Laurel Chandler is a prosecutor who has returned to her family home in the bayou after disastrously losing a child abuse case in which she pointed the finger at several big names. She reunites with her aunt Caroline and older sister Savannah, who is now a rampaging slut thanks to the sexual abuse she experienced at the hands of her stepfather when she and Laurel were young. Laurel was never subjected to any abuse, and still feels guilty for that fact all this time later. Although she wants to leave her lawyer past behind her, she unwittingly finds herself standing up for the Delahoussaye's, the owners of a bar that is being targeted by sham televangelist Jimmy Lee Baldwin, who decries it as a place of sin.
And what would a bayou tale be without a cliched gothic romance to go along with it all? Laurel falls for Jack Boudreaux, a former-lawyer-turned-horror-writer haunted by the suicide of his wife and subsequent death of their unborn child. He calls her many Cajun endearments whilst also declaring himself as somebody she can't rely on, despite popping up EVERY SINGLE TIME Laurel finds herself in even the smallest bit of bother. You'd think he was stalking her, but she just eats it up. Most of the time. Oh yeah, there's also a psycho lurking about strangling women and dumping their bodies, and the victims appear to be women with "loose morals". Uh oh. Could slutty Savannah be a target?

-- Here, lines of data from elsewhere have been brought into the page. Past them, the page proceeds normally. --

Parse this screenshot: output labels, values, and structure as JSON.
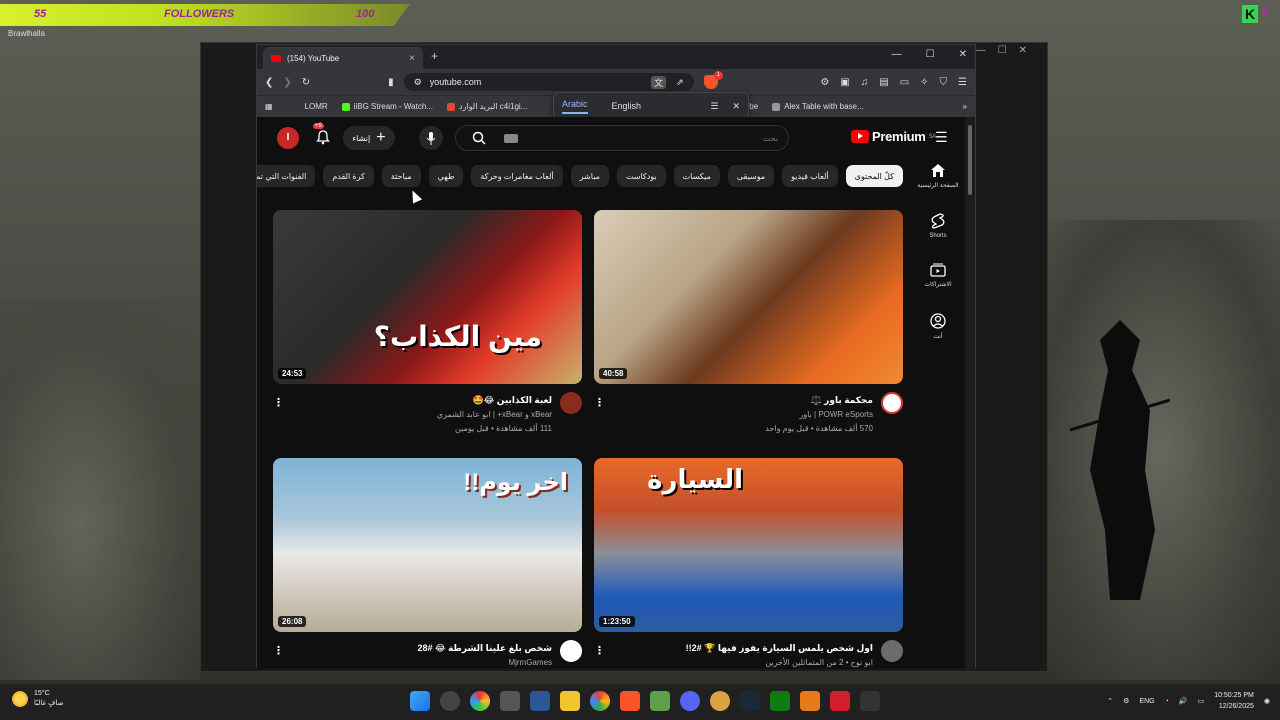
{
  "overlay": {
    "left_value": "55",
    "center_label": "FOLLOWERS",
    "right_value": "100",
    "game_label": "Brawlhalla"
  },
  "browser": {
    "tab_title": "(154) YouTube",
    "new_tab": "+",
    "close_tab": "×",
    "window_min": "—",
    "window_max": "☐",
    "window_close": "✕",
    "url": "youtube.com",
    "brave_badge": "1",
    "bookmarks": [
      {
        "label": "LOMR"
      },
      {
        "label": "iiBG Stream - Watch..."
      },
      {
        "label": "البريد الوارد c4i1gi..."
      },
      {
        "label": "ouTube"
      },
      {
        "label": "Alex Table with base..."
      }
    ],
    "bookmarks_more": "»",
    "translate": {
      "lang_from": "Arabic",
      "lang_to": "English"
    }
  },
  "youtube": {
    "avatar_letter": "I",
    "notifications_badge": "+9",
    "create_label": "إنشاء",
    "search_placeholder": "بحث",
    "logo_text": "Premium",
    "logo_region": "SA",
    "chips": [
      "كلّ المحتوى",
      "ألعاب فيديو",
      "موسيقى",
      "ميكسات",
      "بودكاست",
      "مباشر",
      "ألعاب مغامرات وحركة",
      "ألعاب مغامرات وحركة",
      "طهي",
      "مباحثة",
      "كرة القدم",
      "الفنوات التي تم تحميلها مؤخرًا"
    ],
    "sidebar": [
      {
        "label": "الصفحة الرئيسية",
        "icon": "home-icon"
      },
      {
        "label": "Shorts",
        "icon": "shorts-icon"
      },
      {
        "label": "الاشتراكات",
        "icon": "subscriptions-icon"
      },
      {
        "label": "أنت",
        "icon": "you-icon"
      }
    ],
    "videos": [
      {
        "title": "محكمة باور ⚖️",
        "channel": "POWR eSports | باور",
        "stats": "570 ألف مشاهدة • قبل يوم واحد",
        "duration": "40:58",
        "thumb_text": ""
      },
      {
        "title": "لعبة الكذابين 😂🤩",
        "channel": "xBear و xBear+ | ابو عابد الشمري",
        "stats": "111 ألف مشاهدة • قبل يومين",
        "duration": "24:53",
        "thumb_text": "مين الكذاب؟"
      },
      {
        "title": "اول شخص يلمس السيارة يفوز فيها 🏆 #2!!",
        "channel": "ابو نوح • 2 من المتماثلين الأخرين",
        "stats": "",
        "duration": "1:23:50",
        "thumb_text": "السيارة"
      },
      {
        "title": "شخص بلغ علينا الشرطة 😂 #28",
        "channel": "MjrmGames",
        "stats": "",
        "duration": "26:08",
        "thumb_text": "اخر يوم!!"
      }
    ]
  },
  "taskbar": {
    "temp": "15°C",
    "weather": "صافٍ غالبًا",
    "lang": "ENG",
    "time": "10:50:25 PM",
    "date": "12/26/2025"
  }
}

The back cover description of this plotless drivel concentrates mostly on the crime element of the women being strangled. I can tell you now that the strangler is barely even mentioned in the first 300 pages. The killer only seems to be included so that there can be an "exciting" ending, in which Laurel is abducted, stripped and molested. Otherwise, you would be VERY hard-pressed to call this a crime novel at all. Most of the 528 pages are devoted to Laurel and Jack as they talk, talk, talk and talk some more, and brood about their mutual haunted pasts. The revelation of the killer is pretty arbritrary and boring and there's no real motive given for his penchant for murdering "loose" women. "Cry Wolf" is an unmitigated bore with characters straight out of Romance-Cliche-Central that fails to entertain in any way whatsoever.